Orfeo has documented this recital along with many of her Gundula Janowitzmajor roles at the Vienna State Opera, often in live recordings of complete operas, but also in excerpted form on a portrait album. The latter includes Donna Anna in Don Giovanni under Karajan (1970), Agathe in Der Freischütz (1972) and Ariadne (1976) under Böhm as well as Don Carlo under Horst Stein (1970) – all operas available complete in the Orfeo catalogue – Monteverdi's Poppea (1963), Marzelline and Leonore (Fidelio 1962 and 1978) plus an exquisite excerpt from Meistersinger from 21 October 1975 with Janowitz as Eva and a jovially mischievous Karl Ridderbusch as Sachs. There is also the small jewel of her Fiordiligi at the side of Christa Ludwig as Dorabella in a live recording of Così fan tutte under Josef Krips from the Vienna State Opera (1968).

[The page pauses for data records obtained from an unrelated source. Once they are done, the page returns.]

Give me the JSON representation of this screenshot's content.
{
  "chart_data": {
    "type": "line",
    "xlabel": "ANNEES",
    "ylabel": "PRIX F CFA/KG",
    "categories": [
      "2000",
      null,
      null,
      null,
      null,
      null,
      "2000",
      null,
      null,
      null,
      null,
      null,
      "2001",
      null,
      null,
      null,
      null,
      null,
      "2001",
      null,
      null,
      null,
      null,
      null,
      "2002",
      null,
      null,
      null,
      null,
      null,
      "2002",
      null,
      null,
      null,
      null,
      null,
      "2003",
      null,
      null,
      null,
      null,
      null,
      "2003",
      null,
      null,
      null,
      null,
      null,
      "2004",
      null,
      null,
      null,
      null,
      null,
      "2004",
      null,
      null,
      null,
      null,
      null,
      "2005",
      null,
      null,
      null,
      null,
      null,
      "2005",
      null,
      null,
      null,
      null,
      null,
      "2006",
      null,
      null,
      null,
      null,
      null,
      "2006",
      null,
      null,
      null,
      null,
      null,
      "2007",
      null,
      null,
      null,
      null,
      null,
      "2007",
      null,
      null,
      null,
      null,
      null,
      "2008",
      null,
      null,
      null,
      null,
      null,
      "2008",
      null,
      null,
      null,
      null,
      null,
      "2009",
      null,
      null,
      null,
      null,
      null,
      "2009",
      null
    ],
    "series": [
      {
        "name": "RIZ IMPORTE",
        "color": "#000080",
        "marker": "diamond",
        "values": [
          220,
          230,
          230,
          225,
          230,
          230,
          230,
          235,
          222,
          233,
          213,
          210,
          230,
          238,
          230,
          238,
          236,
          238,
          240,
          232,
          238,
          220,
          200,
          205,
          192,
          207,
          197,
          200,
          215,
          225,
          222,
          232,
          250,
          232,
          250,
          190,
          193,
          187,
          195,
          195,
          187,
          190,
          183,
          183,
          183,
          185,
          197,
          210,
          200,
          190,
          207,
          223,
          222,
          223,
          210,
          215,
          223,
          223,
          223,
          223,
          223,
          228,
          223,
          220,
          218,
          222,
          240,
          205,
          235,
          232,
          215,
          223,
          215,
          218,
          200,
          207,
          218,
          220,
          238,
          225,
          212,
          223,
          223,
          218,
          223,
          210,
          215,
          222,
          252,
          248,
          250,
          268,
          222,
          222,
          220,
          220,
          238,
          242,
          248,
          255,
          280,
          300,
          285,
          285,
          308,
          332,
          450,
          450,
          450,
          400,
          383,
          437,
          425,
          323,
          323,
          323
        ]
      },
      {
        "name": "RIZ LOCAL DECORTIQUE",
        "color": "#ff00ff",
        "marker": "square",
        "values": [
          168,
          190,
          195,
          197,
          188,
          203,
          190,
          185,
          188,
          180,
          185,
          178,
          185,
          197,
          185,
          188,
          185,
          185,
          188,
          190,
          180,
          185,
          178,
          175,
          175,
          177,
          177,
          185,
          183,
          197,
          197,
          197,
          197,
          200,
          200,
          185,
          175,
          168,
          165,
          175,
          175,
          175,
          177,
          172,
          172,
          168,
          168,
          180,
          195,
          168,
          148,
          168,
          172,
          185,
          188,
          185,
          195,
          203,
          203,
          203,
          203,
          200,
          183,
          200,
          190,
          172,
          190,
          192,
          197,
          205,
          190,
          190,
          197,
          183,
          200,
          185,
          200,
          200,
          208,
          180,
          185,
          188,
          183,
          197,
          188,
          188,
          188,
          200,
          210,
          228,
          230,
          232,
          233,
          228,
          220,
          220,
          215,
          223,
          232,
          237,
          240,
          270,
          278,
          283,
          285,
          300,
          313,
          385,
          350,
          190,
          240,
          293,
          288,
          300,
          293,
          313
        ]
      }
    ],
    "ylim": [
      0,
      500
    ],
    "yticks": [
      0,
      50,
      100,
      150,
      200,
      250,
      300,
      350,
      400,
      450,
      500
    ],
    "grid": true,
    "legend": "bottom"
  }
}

Gundula Janowitz, who was born on 2 August 1937 in Berlin but was of Hungarian-Austrian extraction, and grew up and was trained in Graz, sang Wagner at Bayreuth as early as 1960: albeit "only" as a Flowermaiden in Parsifal – captured and easily identifiable on CD! This was followed in 1963 by Beethoven's Ninth Symphony with Grace Bumbry, Jess Thomas, George London and the Bayreuth Festival chorus and orchestra under Karl Böhm. Then everything went quite quickly. Thanks to Herbert von Karajan there followed an engagement at the Vienna State Opera, Pamina in Aix-en-Provence in 1963, Ilia (Idomeneo) the following year at Glyndebourne, a string of recordings, Strauss and Wagner in Salzburg (Sieglinde at the first Easter Festival in 1967). Jens Malte Fischer, in his 1995 book Große Stimmen, rightly praised the "marmoreal beauty" of her singing, "as cool as it is classically rigorous".
The great years in Gundula Janowitz's career were the 1970s and 1980s. And yet the Vienna live recording of the "Dove sono" of her Countess in Figaro from 7 February 1990 on the portrait album demonstrates that, shortly before she retired from the stage – she would later still give recitals – her voice had lost none of its character, even though in terms of substance it had been somewhat compromised by singing the great Verdi and Wagner roles like Sieglinde, Elsa and Elisabeth (Tannhäuser). The downside of her exceptionally slender bright voice, rich in harmonics, was that there was always the danger of a certain metallic shrillness.